吳邪刮胡子的手頓了頓,意義不明的笑了笑,側過頭看了看自己的下巴。

“不過你那只獅子倒也通人性,居然立刻就把你拱醒了。”握著剃須刀的手,關節很明顯,吳邪打開水龍頭潑水洗了洗臉,又沖幹凈水池,道:“行了行了,我沒怪你。出了這麽多事,嚇到你是正常的,抱歉了。”

早上醒來是被悶油瓶拱醒的,他還沒清醒,耳邊就是男人憤怒的叫喊。直到他慢慢坐起,眼前槍口後的聲音才戛然而止。

同伴以為自己被咬死了。

要知道,當初悶油瓶第一次見到他,就在嘴下留了他一命。 但是野獸畢竟是野獸,這種懷疑很正常。

“你小子是不是,喜歡阿寧?”明顯壓低而又猶豫的聲音, 吳邪搖了搖頭:“沒有。”

“哎,平時看那姐對你眉來眼去的……兄弟也就一句話,甭管喜不喜歡,人死不能覆生,你啊也別太難過,跑去和獅子睡了一晚。”直接了當的關心,吳邪有些感動,笑了笑:“行,我知道。真沒事,我喜歡小哥才和他睡一晚。”

吳邪帶好皮手套,這幅手套比以往的挺括,看起來很幹練。

因為今天本來有阿寧的節目,誰知道飛來橫霍。自然不能說出去,馴獸師被蛇咬死了,但也不能拿小狗去充本來放出去的危險生物。

悶油瓶要提前上場了。

吳邪牽著悶油瓶走上臺階,他走完五層,然後悶油瓶一躍而上,耳邊是觀眾的歡呼聲。

不用說看表演,這麽漂亮威風的生物,本來就是滿足看者視覺的。

悶油瓶有些不適應,他環顧了一下下面,還沒反應過來,身邊的吳邪就鞠了一躬,然後回過頭對他做了一個俯首的姿勢。他楞了楞,吳邪又做了一遍 ,悶油瓶躬下身,完成了指令。

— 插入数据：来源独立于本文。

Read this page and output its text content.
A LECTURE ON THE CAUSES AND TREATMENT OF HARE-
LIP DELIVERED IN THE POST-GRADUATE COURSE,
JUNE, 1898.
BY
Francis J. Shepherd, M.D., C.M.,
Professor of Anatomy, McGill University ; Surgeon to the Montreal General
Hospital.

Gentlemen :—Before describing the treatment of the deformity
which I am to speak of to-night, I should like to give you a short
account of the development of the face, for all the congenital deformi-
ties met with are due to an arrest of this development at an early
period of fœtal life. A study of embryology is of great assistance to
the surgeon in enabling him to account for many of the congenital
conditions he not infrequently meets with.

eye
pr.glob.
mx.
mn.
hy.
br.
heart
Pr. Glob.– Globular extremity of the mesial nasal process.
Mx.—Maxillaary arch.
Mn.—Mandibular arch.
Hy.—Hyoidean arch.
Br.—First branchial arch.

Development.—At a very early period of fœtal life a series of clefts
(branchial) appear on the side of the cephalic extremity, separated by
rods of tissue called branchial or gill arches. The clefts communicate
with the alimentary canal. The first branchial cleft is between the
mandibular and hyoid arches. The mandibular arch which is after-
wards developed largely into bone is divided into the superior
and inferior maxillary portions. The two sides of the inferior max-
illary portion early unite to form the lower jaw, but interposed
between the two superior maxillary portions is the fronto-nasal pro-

“我家小哥呢,第一次上臺,大家包容點。”吳邪解釋道, 稍微緊了緊繩子。悶油瓶有些不明白這算不算提醒,但是在這麽多人面前完成平時兩個人的指令,除了不適應,還有一些許久沒有感受到的恥辱。

“這是成年雄獅,真漂亮。”“是啊,以前怎麽沒有見到過?他們的節目,我看了很多……”“我聽說啊,這家夥是最近才被抓來的。這馴獸師還真是厲害,才幾天,就訓練的這麽乖。”“可不是,乖得像從小養的一樣。”“訓只成年狗都沒這麽快吧。”……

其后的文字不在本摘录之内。